DIE BRÜCKEN ÜBER DIE VESEŘICE
Einleitung
Zu Beginn der Stadtgeschichte führte der Weg von Ostrov entlang des Baches Veseřice. Mit dem raschen Wachstum der Stadt musste die Straße dem zunehmenden Verkehr angepasst werden. Allmählich entstand die Reichsstraße, deren Trasse mit Veränderungen bis heute genutzt wird. Eine bedeutende Änderung betraf jedoch den unteren Stadtbereich.
Die ursprüngliche Straße führte um das heutige Radium Palace herum und überquerte zwischen zwei Mühlen – der Herrenmühle und der nicht mehr erhaltenen Mühle auf dem heutigen Parkplatz – das Bachbett der Veseřice.
Geschichte der Brücken
Bereits im 16. Jahrhundert wurden hier drei steinerne Brücken errichtet. Ihre nahezu unveränderte Gestalt stellt ein wertvolles Zeugnis der baulichen Entwicklung und des technischen Könnens jener Zeit dar. Sie belegen nicht nur handwerkliche Qualität, sondern auch die Voraussicht gegenüber möglichen Hochwassern.
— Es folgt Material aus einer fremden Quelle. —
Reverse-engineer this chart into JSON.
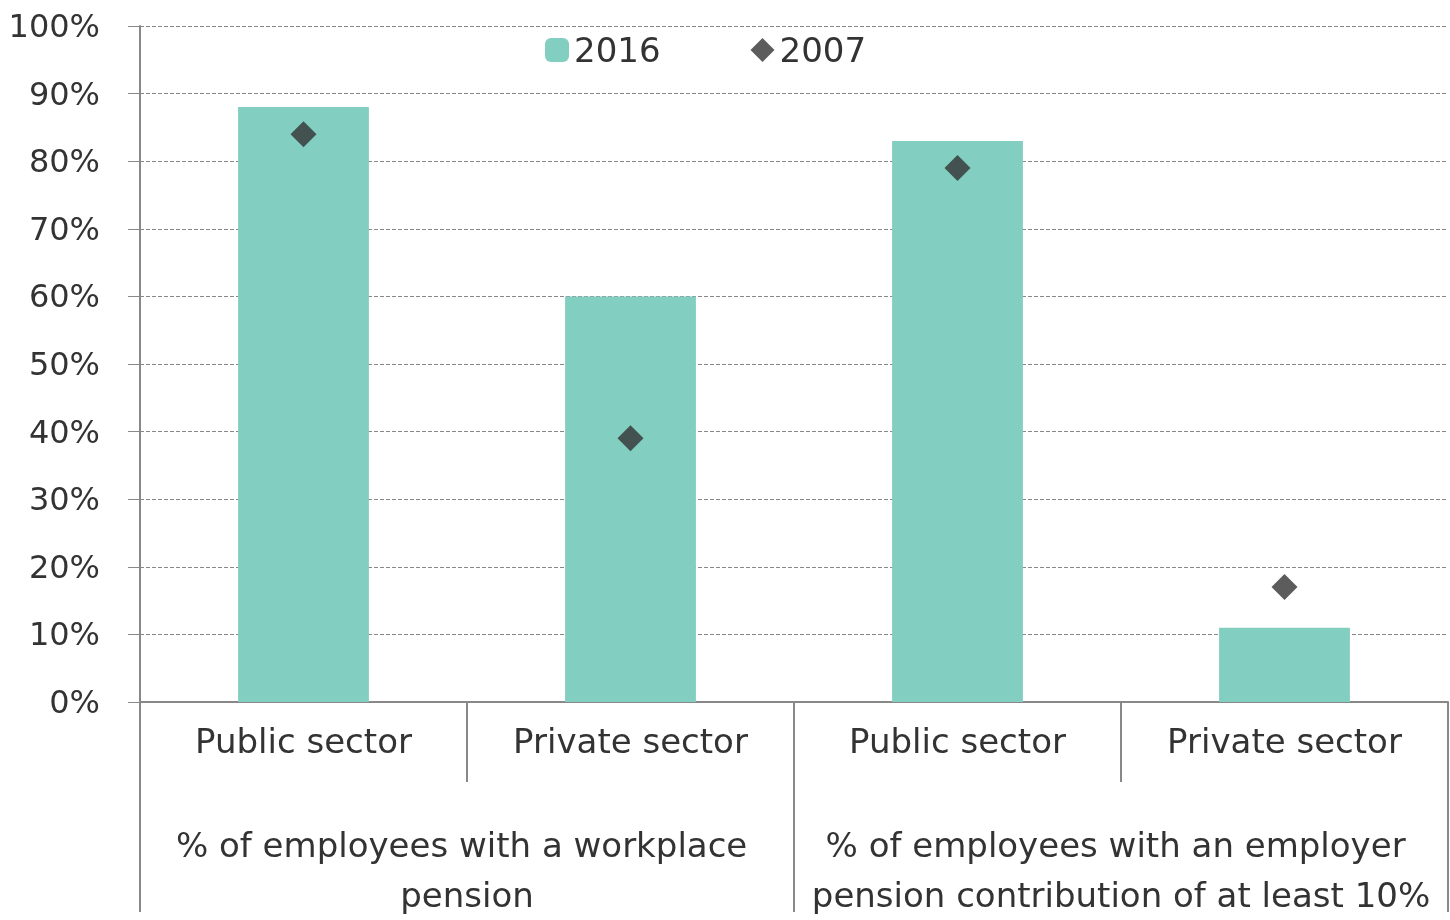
{
  "chart_data": {
    "type": "bar",
    "categories": [
      "Public sector",
      "Private sector",
      "Public sector",
      "Private sector"
    ],
    "series": [
      {
        "name": "2016",
        "color": "#82cec0",
        "values": [
          88,
          60,
          83,
          11
        ]
      },
      {
        "name": "2007",
        "type": "scatter",
        "color": "#333333",
        "values": [
          84,
          39,
          79,
          17
        ],
        "marker": "diamond"
      }
    ],
    "annotations": [
      "% of employees with a workplace pension",
      "% of employees with an employer pension contribution of at least 10%"
    ],
    "ylim": [
      0,
      100
    ],
    "yticks": [
      {
        "value": 0,
        "label": "0%"
      },
      {
        "value": 10,
        "label": "10%"
      },
      {
        "value": 20,
        "label": "20%"
      },
      {
        "value": 30,
        "label": "30%"
      },
      {
        "value": 40,
        "label": "40%"
      },
      {
        "value": 50,
        "label": "50%"
      },
      {
        "value": 60,
        "label": "60%"
      },
      {
        "value": 70,
        "label": "70%"
      },
      {
        "value": 80,
        "label": "80%"
      },
      {
        "value": 90,
        "label": "90%"
      },
      {
        "value": 100,
        "label": "100%"
      }
    ],
    "grid": "y",
    "legend": "top"
  }
}
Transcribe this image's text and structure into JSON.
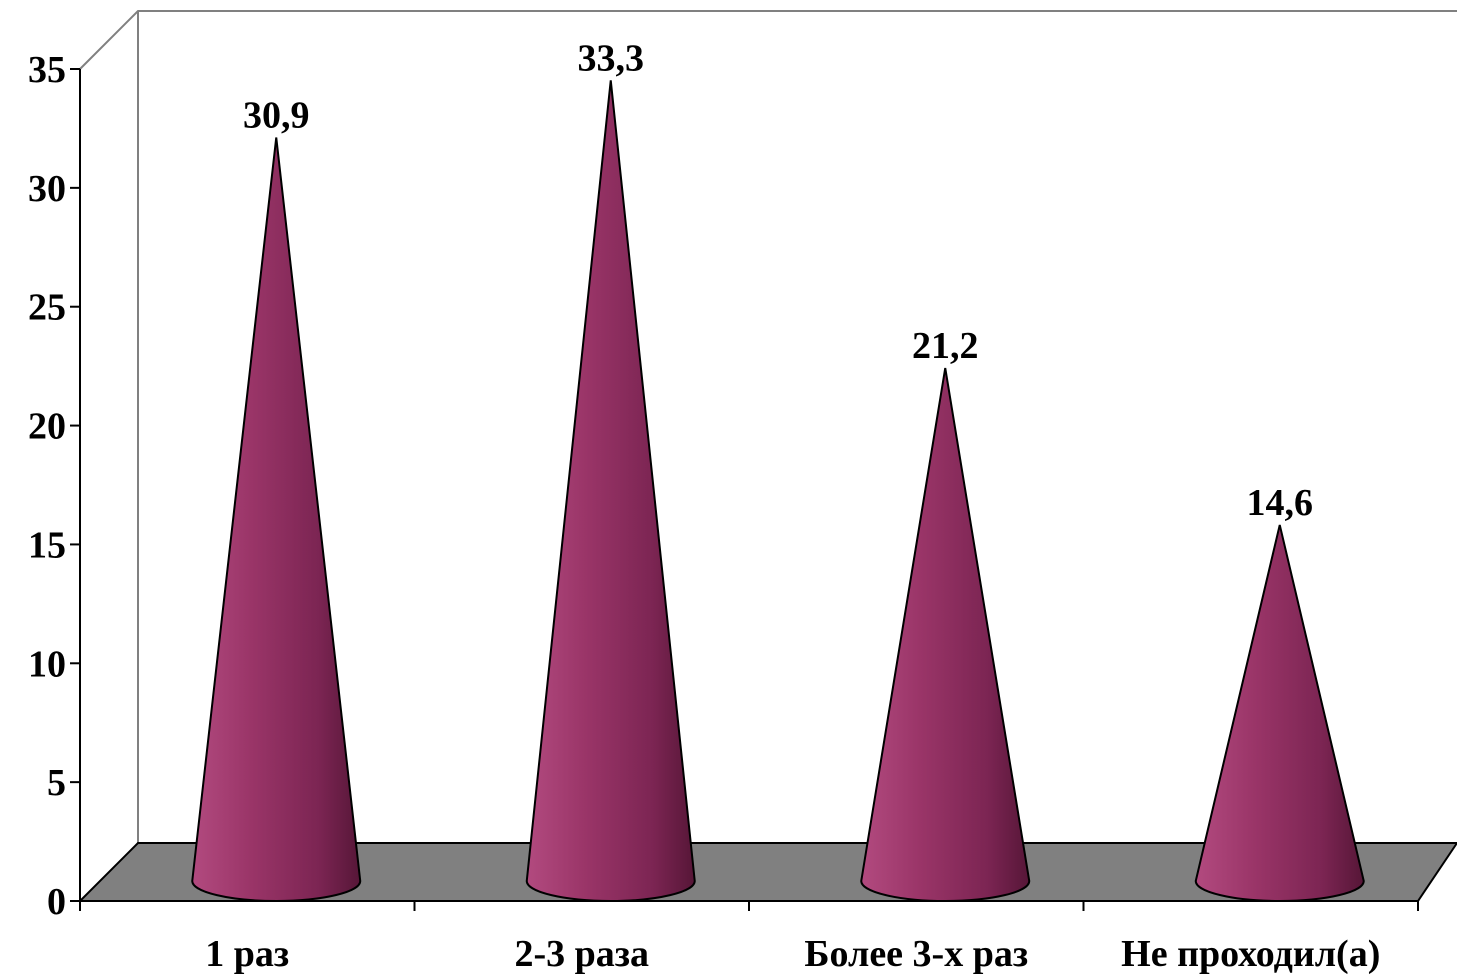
{
  "chart_data": {
    "type": "bar",
    "bar_shape": "cone",
    "categories": [
      "1 раз",
      "2-3 раза",
      "Более 3-х раз",
      "Не проходил(а)"
    ],
    "values": [
      30.9,
      33.3,
      21.2,
      14.6
    ],
    "data_labels": [
      "30,9",
      "33,3",
      "21,2",
      "14,6"
    ],
    "y_ticks": [
      "0",
      "5",
      "10",
      "15",
      "20",
      "25",
      "30",
      "35"
    ],
    "ylim": [
      0,
      35
    ],
    "grid": false,
    "colors": {
      "bar": "#8e2f60",
      "bar_dark": "#5a1a3c",
      "floor": "#808080",
      "wall_line": "#808080",
      "axis": "#000000"
    }
  }
}
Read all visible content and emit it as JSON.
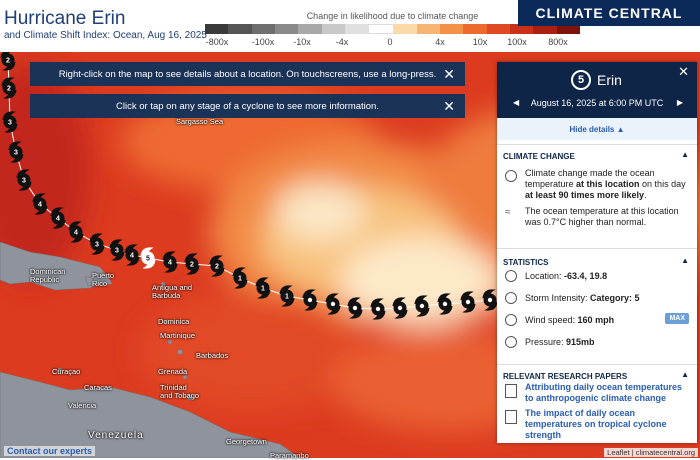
{
  "header": {
    "title": "Hurricane Erin",
    "subtitle": "and Climate Shift Index: Ocean, Aug 16, 2025",
    "logo": "CLIMATE CENTRAL"
  },
  "legend": {
    "title": "Change in likelihood due to climate change",
    "labels": [
      "-800x",
      "-100x",
      "-10x",
      "-4x",
      "0",
      "4x",
      "10x",
      "100x",
      "800x"
    ]
  },
  "banners": [
    "Right-click on the map to see details about a location. On touchscreens, use a long-press.",
    "Click or tap on any stage of a cyclone to see more information."
  ],
  "panel": {
    "category": "5",
    "name": "Erin",
    "date": "August 16, 2025 at 6:00 PM UTC",
    "toggle": "Hide details",
    "climate_change": {
      "heading": "CLIMATE CHANGE",
      "item1": [
        "Climate change made the ocean temperature ",
        "at this location",
        " on this day ",
        "at least 90 times more likely",
        "."
      ],
      "item2": "The ocean temperature at this location was 0.7°C higher than normal."
    },
    "statistics": {
      "heading": "STATISTICS",
      "location": {
        "label": "Location:",
        "value": "-63.4, 19.8"
      },
      "intensity": {
        "label": "Storm Intensity:",
        "value": "Category: 5"
      },
      "wind": {
        "label": "Wind speed:",
        "value": "160 mph",
        "badge": "MAX"
      },
      "pressure": {
        "label": "Pressure:",
        "value": "915mb"
      }
    },
    "papers": {
      "heading": "RELEVANT RESEARCH PAPERS",
      "items": [
        "Attributing daily ocean temperatures to anthropogenic climate change",
        "The impact of daily ocean temperatures on tropical cyclone strength"
      ]
    }
  },
  "map_labels": [
    "Sargasso Sea",
    "Dominican Republic",
    "Puerto Rico",
    "Antigua and Barbuda",
    "Dominica",
    "Martinique",
    "Barbados",
    "Grenada",
    "Trinidad and Tobago",
    "Curaçao",
    "Caracas",
    "Valencia",
    "Venezuela",
    "Georgetown",
    "Paramaribo"
  ],
  "track": {
    "categories": [
      "2",
      "2",
      "3",
      "3",
      "3",
      "4",
      "4",
      "4",
      "3",
      "3",
      "4",
      "5",
      "4",
      "2",
      "2",
      "1",
      "1",
      "1"
    ]
  },
  "footer": {
    "contact": "Contact our experts",
    "attribution": "Leaflet | climatecentral.org"
  }
}
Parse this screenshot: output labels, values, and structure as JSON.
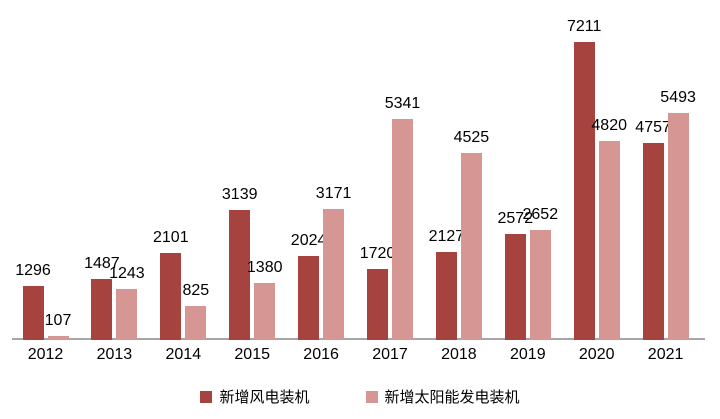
{
  "chart_data": {
    "type": "bar",
    "title": "",
    "xlabel": "",
    "ylabel": "",
    "categories": [
      "2012",
      "2013",
      "2014",
      "2015",
      "2016",
      "2017",
      "2018",
      "2019",
      "2020",
      "2021"
    ],
    "series": [
      {
        "name": "新增风电装机",
        "color": "#A6433E",
        "values": [
          1296,
          1487,
          2101,
          3139,
          2024,
          1720,
          2127,
          2572,
          7211,
          4757
        ]
      },
      {
        "name": "新增太阳能发电装机",
        "color": "#D59694",
        "values": [
          107,
          1243,
          825,
          1380,
          3171,
          5341,
          4525,
          2652,
          4820,
          5493
        ]
      }
    ],
    "data_labels": true,
    "legend_position": "bottom",
    "gridlines": false,
    "y_axis_visible": false,
    "axis_color": "#A6A6A6",
    "label_color": "#000000",
    "background_color": "#FFFFFF"
  }
}
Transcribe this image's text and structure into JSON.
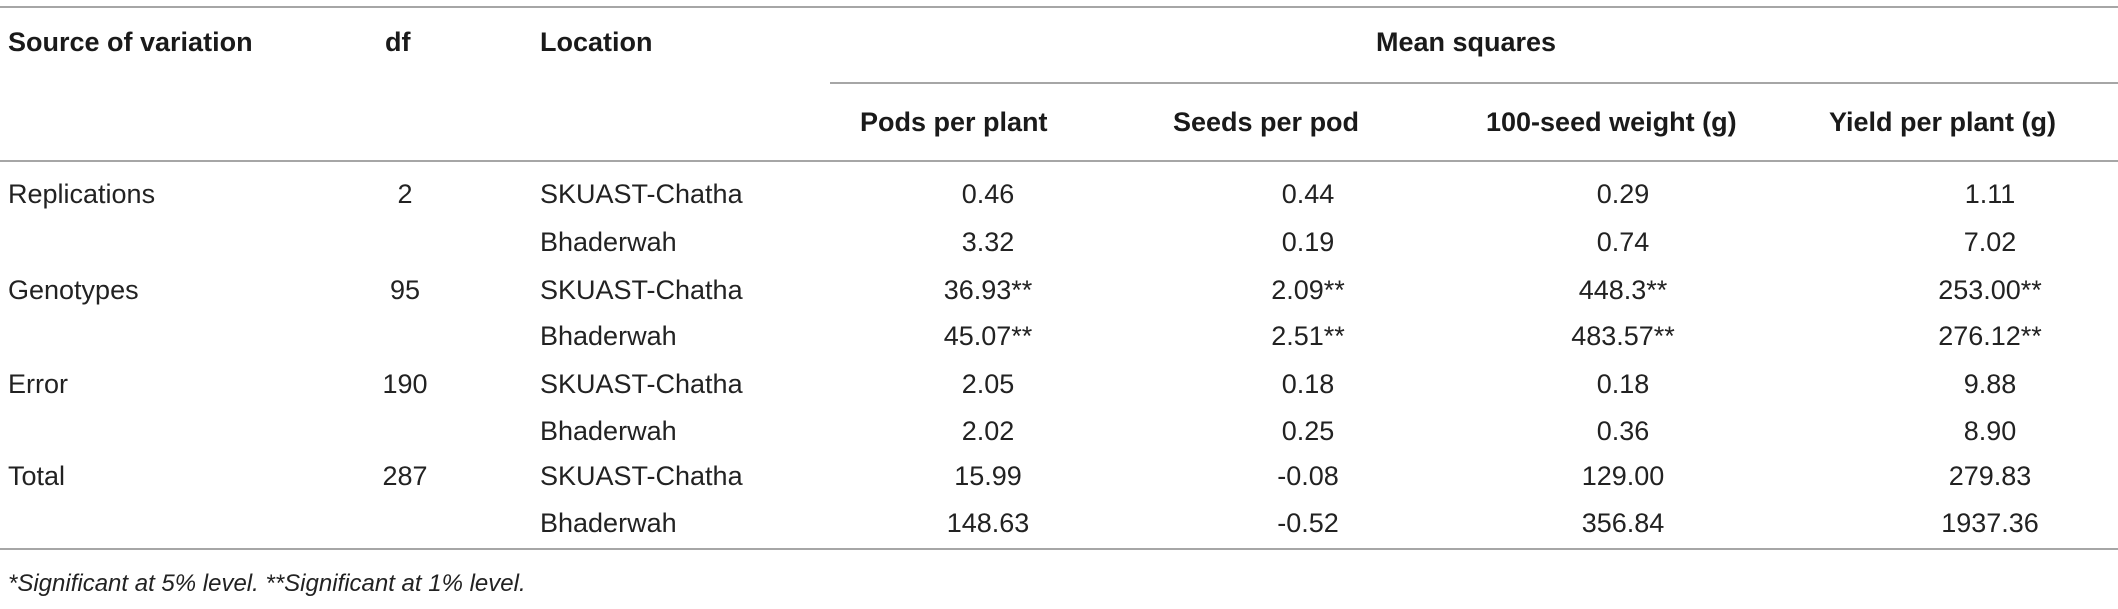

Charakteristisch ist ihre schräge Stellung zum Bachlauf. Die Brücken stehen nicht rechtwinklig zu den Ufern, sondern schräg, was vermutlich der ursprünglichen Straßenführung und der Strömungsrichtung angepasst war.
Mit dem Bau einer neuen Straße verlor die Anlage an Bedeutung. Nur eine der Brücken blieb in Nutzung, die übrigen zwei verwuchsen jahrzehntelang. Dennoch überstanden sie selbst schwere Hochwasser, einschließlich der Flut nach dem Bruch des Stadtteichdamms.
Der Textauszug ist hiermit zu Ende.